Despite early fundraising success, Time’s Up was plagued by issues from the start, often accused of being too aligned with Hollywood’s rich and powerful — a theme of the early #MeToo movement overall. The group had leadership problems too. In February 2019, CEO Lisa Borders resigned over sexual harassment allegations against her son. About two years later came Tchen’s and Kaplan’s departures.
Announcing its “reset” in November 2021, the organization made public a report prepared by an outside consultant that listed numerous deficiencies. Among them: confusion over purpose and mission, ineffective communication internally and externally, the appearance of being politically partisan and seeming too connected with Hollywood.
Part of the problem, the report said, was how fast the organization grew, ramping up “like a jet plane to a rocket ship overnight.”

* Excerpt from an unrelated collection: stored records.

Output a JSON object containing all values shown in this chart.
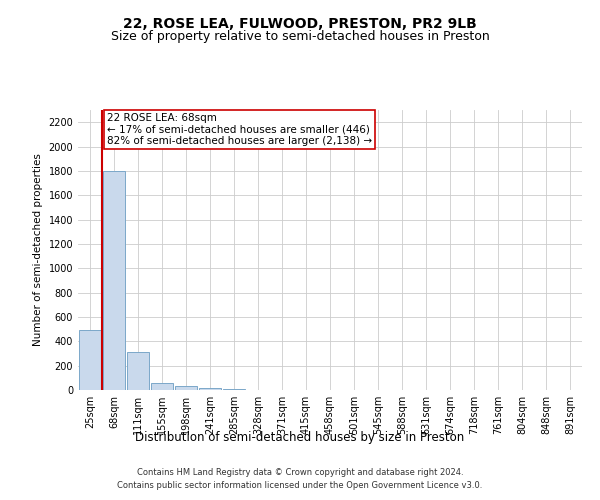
{
  "title": "22, ROSE LEA, FULWOOD, PRESTON, PR2 9LB",
  "subtitle": "Size of property relative to semi-detached houses in Preston",
  "xlabel": "Distribution of semi-detached houses by size in Preston",
  "ylabel": "Number of semi-detached properties",
  "categories": [
    "25sqm",
    "68sqm",
    "111sqm",
    "155sqm",
    "198sqm",
    "241sqm",
    "285sqm",
    "328sqm",
    "371sqm",
    "415sqm",
    "458sqm",
    "501sqm",
    "545sqm",
    "588sqm",
    "631sqm",
    "674sqm",
    "718sqm",
    "761sqm",
    "804sqm",
    "848sqm",
    "891sqm"
  ],
  "values": [
    490,
    1800,
    310,
    55,
    30,
    15,
    5,
    0,
    0,
    0,
    0,
    0,
    0,
    0,
    0,
    0,
    0,
    0,
    0,
    0,
    0
  ],
  "bar_color": "#c9d9ec",
  "bar_edge_color": "#7ba7c9",
  "highlight_index": 1,
  "highlight_line_color": "#cc0000",
  "annotation_line1": "22 ROSE LEA: 68sqm",
  "annotation_line2": "← 17% of semi-detached houses are smaller (446)",
  "annotation_line3": "82% of semi-detached houses are larger (2,138) →",
  "annotation_box_edge": "#cc0000",
  "ylim": [
    0,
    2300
  ],
  "yticks": [
    0,
    200,
    400,
    600,
    800,
    1000,
    1200,
    1400,
    1600,
    1800,
    2000,
    2200
  ],
  "grid_color": "#cccccc",
  "background_color": "#ffffff",
  "footer_line1": "Contains HM Land Registry data © Crown copyright and database right 2024.",
  "footer_line2": "Contains public sector information licensed under the Open Government Licence v3.0.",
  "title_fontsize": 10,
  "subtitle_fontsize": 9,
  "xlabel_fontsize": 8.5,
  "ylabel_fontsize": 7.5,
  "tick_fontsize": 7,
  "annotation_fontsize": 7.5,
  "footer_fontsize": 6
}
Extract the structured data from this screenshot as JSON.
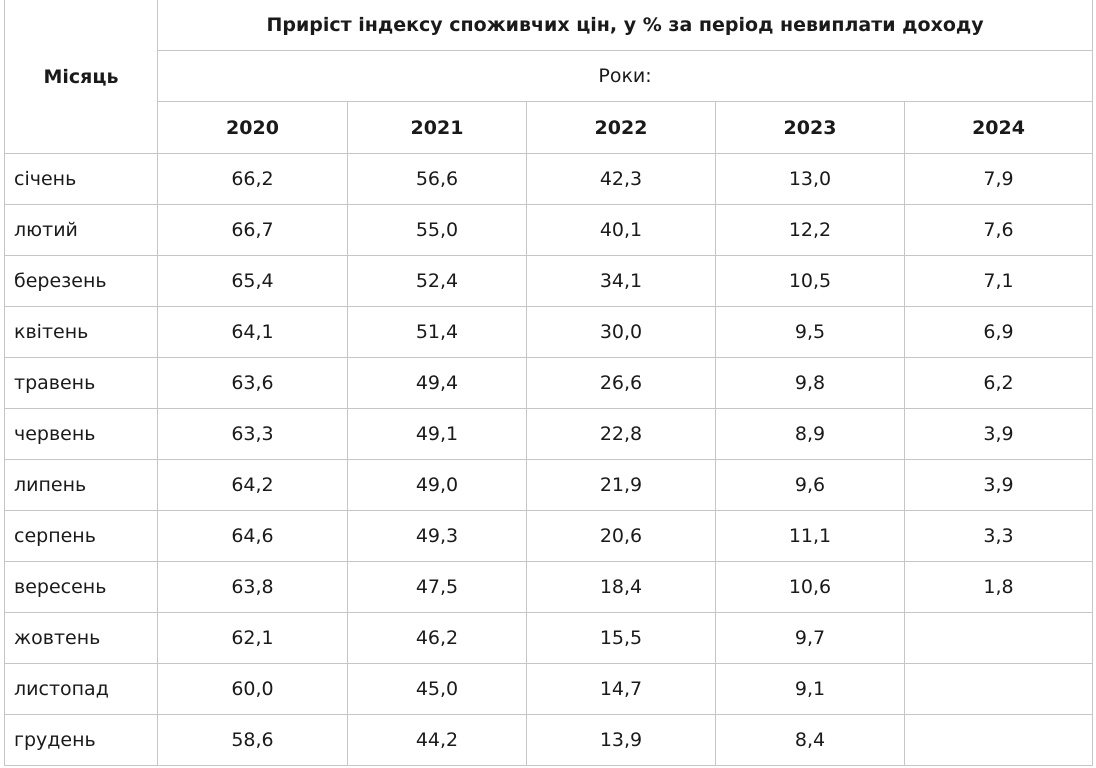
{
  "table": {
    "month_header": "Місяць",
    "title": "Приріст індексу споживчих цін, у % за період невиплати доходу",
    "years_label": "Роки:",
    "years": [
      "2020",
      "2021",
      "2022",
      "2023",
      "2024"
    ],
    "rows": [
      {
        "month": "січень",
        "values": [
          "66,2",
          "56,6",
          "42,3",
          "13,0",
          "7,9"
        ]
      },
      {
        "month": "лютий",
        "values": [
          "66,7",
          "55,0",
          "40,1",
          "12,2",
          "7,6"
        ]
      },
      {
        "month": "березень",
        "values": [
          "65,4",
          "52,4",
          "34,1",
          "10,5",
          "7,1"
        ]
      },
      {
        "month": "квітень",
        "values": [
          "64,1",
          "51,4",
          "30,0",
          "9,5",
          "6,9"
        ]
      },
      {
        "month": "травень",
        "values": [
          "63,6",
          "49,4",
          "26,6",
          "9,8",
          "6,2"
        ]
      },
      {
        "month": "червень",
        "values": [
          "63,3",
          "49,1",
          "22,8",
          "8,9",
          "3,9"
        ]
      },
      {
        "month": "липень",
        "values": [
          "64,2",
          "49,0",
          "21,9",
          "9,6",
          "3,9"
        ]
      },
      {
        "month": "серпень",
        "values": [
          "64,6",
          "49,3",
          "20,6",
          "11,1",
          "3,3"
        ]
      },
      {
        "month": "вересень",
        "values": [
          "63,8",
          "47,5",
          "18,4",
          "10,6",
          "1,8"
        ]
      },
      {
        "month": "жовтень",
        "values": [
          "62,1",
          "46,2",
          "15,5",
          "9,7",
          ""
        ]
      },
      {
        "month": "листопад",
        "values": [
          "60,0",
          "45,0",
          "14,7",
          "9,1",
          ""
        ]
      },
      {
        "month": "грудень",
        "values": [
          "58,6",
          "44,2",
          "13,9",
          "8,4",
          ""
        ]
      }
    ]
  }
}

The staff was reduced to a skeleton crew and the few remaining board members spent a year, according to Sulzberger, listening to the group’s many stakeholders before making a decision.
Katz said it would be wrong to see the travails of Time’s Up as a sign of weakness of the overall #MeToo movement. Quite the opposite, she said: It shows the movement’s resilience.
“As movements progress and become more mature they go through phases. But if anything, this shows the power of this movement because victims of sexual violence came forward and said, ‘We’re not going to countenance this (conflict) within our organization,’” Katz said. “It shows the power of individuals demanding clarity in their organizations and leaders.”